Inversement, et plus profondément, l'influence italienne transforme le paysage néerlandais dans le deuxième tiers du XVIe s. : celui de Scorel — imitation un peu extérieure de Giorgione — et surtout celui des successeurs de Patinir, qui, progressivement, de Bles à Quentin Metsys et à Matthijs Cock, abaissent l'horizon et équilibrent par une " coulisse " diagonale à la vénitienne la vue fuyante traditionnelle.

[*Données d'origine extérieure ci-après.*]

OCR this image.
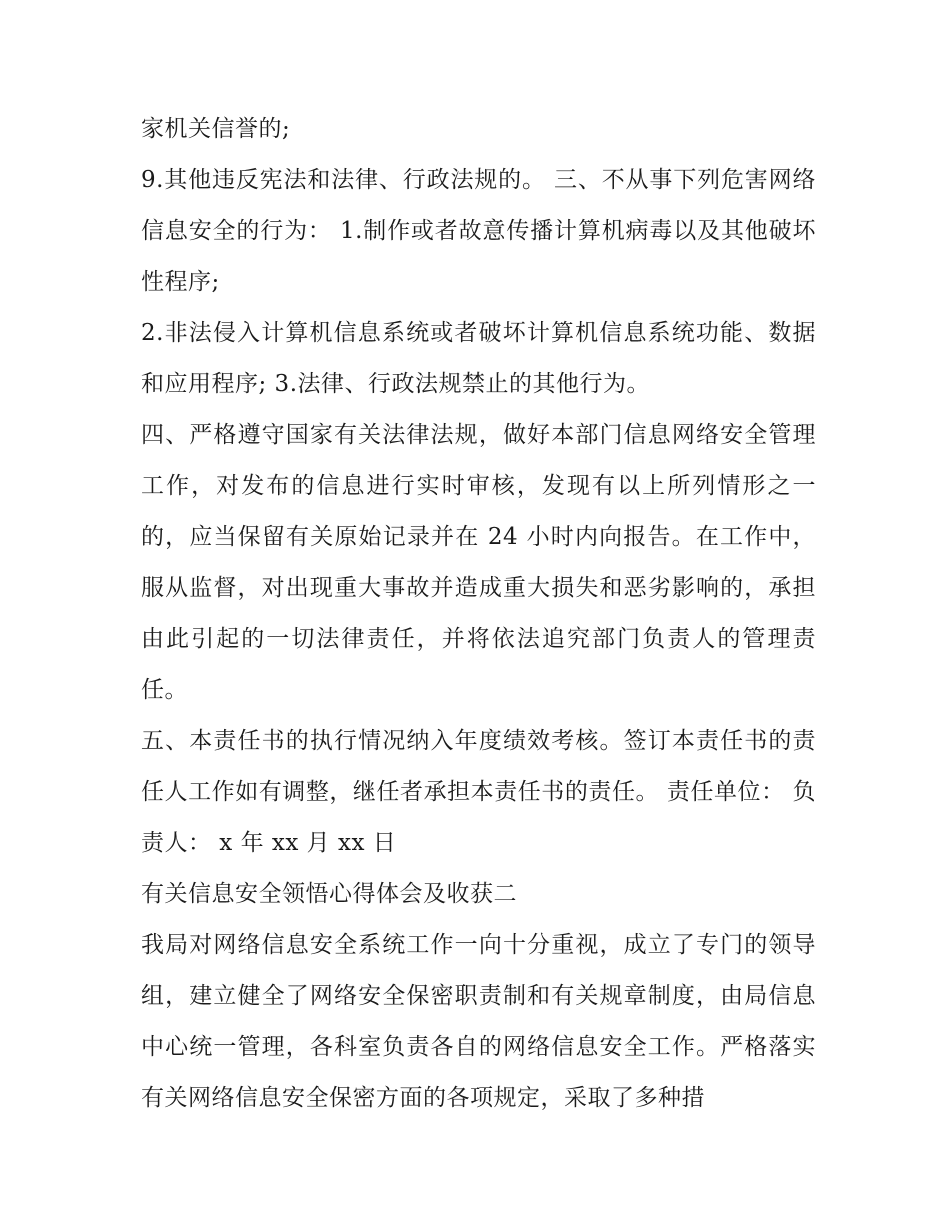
家机关信誉的;

9.其他违反宪法和法律、行政法规的。 三、不从事下列危害网络信息安全的行为： 1.制作或者故意传播计算机病毒以及其他破坏性程序;

2.非法侵入计算机信息系统或者破坏计算机信息系统功能、数据和应用程序; 3.法律、行政法规禁止的其他行为。

四、严格遵守国家有关法律法规，做好本部门信息网络安全管理工作，对发布的信息进行实时审核，发现有以上所列情形之一的，应当保留有关原始记录并在 24 小时内向报告。在工作中，服从监督，对出现重大事故并造成重大损失和恶劣影响的，承担由此引起的一切法律责任，并将依法追究部门负责人的管理责任。

五、本责任书的执行情况纳入年度绩效考核。签订本责任书的责任人工作如有调整，继任者承担本责任书的责任。 责任单位： 负责人： x 年 xx 月 xx 日

有关信息安全领悟心得体会及收获二

我局对网络信息安全系统工作一向十分重视，成立了专门的领导组，建立健全了网络安全保密职责制和有关规章制度，由局信息中心统一管理，各科室负责各自的网络信息安全工作。严格落实有关网络信息安全保密方面的各项规定，采取了多种措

Seul Bruegel était capable d'achever la synthèse entre les minutieuses descriptions du Nord et les lignes architectoniques des Vénitiens. Préoccupé d'étreindre la diversité du monde, mais sans myopie, approfondissant la respiration du paysage vénitien par une philosophie cosmogonique, il parvient, dès ses dessins des Alpes et magistralement en 1565 dans les Saisons (Vienne, K. M.), à une structure organique qui lie le premier plan au fond et se complète d'une sensibilité encore inégalée aux nuances atmosphériques. À côté de ces paysages composés, l'œuvre de Bruegel comporte des vues de villages ou de terroirs et il se situe dans une tradition reliant C. Cort au XVIIe s. par des artistes comme Dalem et les Grimmer.